= Jacques Theeuwes =

Dutch economist

Jacobus A.M. (Jacques) Theeuwes (born 17 April 1944) is a Dutch economist, accountant, consultant and Emeritus Professor of Business economics at the Eindhoven University of Technology, known for his contributions to the fields of Management Accounting en Operations Management.

== Biography ==
Born in Rijen where his father Nico Theeuwes was an accountant, Theeuwes studied at the Tilburg University, where he received his MA in Economics in 1966, and in 1968 became certified public accountant. Later in his career in 1985 he also received his PhD at the Eindhoven University of Technology with a thesis entitled "Voorzien van informatie : methoden voor informatiebeleidsvorming en informatieplanning" (Information supply: Methods for information policy and planning information) under supervision of Theo Bemelmans.

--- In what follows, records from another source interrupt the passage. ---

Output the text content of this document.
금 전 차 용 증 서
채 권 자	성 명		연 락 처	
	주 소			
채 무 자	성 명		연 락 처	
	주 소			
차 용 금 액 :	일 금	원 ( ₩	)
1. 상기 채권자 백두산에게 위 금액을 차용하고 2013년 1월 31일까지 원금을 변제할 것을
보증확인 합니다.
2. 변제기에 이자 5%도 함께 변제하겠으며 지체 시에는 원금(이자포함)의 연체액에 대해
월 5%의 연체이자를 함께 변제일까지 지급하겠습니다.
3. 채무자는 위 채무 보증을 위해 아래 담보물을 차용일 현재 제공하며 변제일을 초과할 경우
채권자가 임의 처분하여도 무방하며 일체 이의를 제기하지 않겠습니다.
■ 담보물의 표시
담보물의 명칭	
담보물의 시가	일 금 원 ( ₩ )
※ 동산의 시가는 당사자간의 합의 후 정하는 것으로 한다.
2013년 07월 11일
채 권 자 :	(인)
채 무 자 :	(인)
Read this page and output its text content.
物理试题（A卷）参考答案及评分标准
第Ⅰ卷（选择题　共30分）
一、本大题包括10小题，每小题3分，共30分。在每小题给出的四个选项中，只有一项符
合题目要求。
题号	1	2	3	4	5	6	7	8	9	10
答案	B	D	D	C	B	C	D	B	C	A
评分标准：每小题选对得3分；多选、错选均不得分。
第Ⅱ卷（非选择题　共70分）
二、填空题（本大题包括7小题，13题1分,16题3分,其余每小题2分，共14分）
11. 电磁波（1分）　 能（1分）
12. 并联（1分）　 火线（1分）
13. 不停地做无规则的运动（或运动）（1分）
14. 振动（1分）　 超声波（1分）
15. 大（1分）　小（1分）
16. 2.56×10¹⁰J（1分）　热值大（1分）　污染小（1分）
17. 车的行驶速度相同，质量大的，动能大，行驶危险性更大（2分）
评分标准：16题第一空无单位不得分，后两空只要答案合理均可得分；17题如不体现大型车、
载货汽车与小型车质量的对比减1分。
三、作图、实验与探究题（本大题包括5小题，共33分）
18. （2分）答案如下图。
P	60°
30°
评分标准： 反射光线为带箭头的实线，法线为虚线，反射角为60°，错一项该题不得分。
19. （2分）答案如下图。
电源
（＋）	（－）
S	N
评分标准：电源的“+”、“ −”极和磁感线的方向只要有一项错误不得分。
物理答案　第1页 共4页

In 1968 he started his academic career as faculty member at the Department of Economics at the Tilburg University. In 1970 he moved to the Department of Technology Management of the Eindhoven University of Technology. In 1986 he was appointed Professor of Business economics, specifically the Economic Appreciation of Administrative Information Management, where in 2003 he retired. Among his PhD students where Marc Wouters, Michael Corbey, Ed Vosselman, and Peter Verdaasdonk.

Theeuwes has been consultant, and has chaired the Department of Business Economics and Marketing of the Eindhoven University of Technology for many years. He member of the editorial board of the Maandblad voor Accountancy en Bedrijfseconomie and the journal Bedrijfskunde.

== Publications ==
Books, a selection:
- 1982. Orderafhandeling: op tijd leveren : stap voor stap naar een betere orderafhandeling in middelgrote en kleinere produktiebedrijven. Den Haag : NIVE, Nederlandse vereniging voor management
- 1984. Integrating management control and operational control. With Johan J.A. Bakker and Johan C. Wortmann. Eindhoven : University of Technology
- 1987. Informatieplanning. Kluwer.

Articles, a selection:
- Theeuwes, Jacques AM, and Jacques KM Adriaansen. "Towards an integrated accounting framework for manufacturing improvement." International Journal of Production Economics 36.1 (1994): 85-96.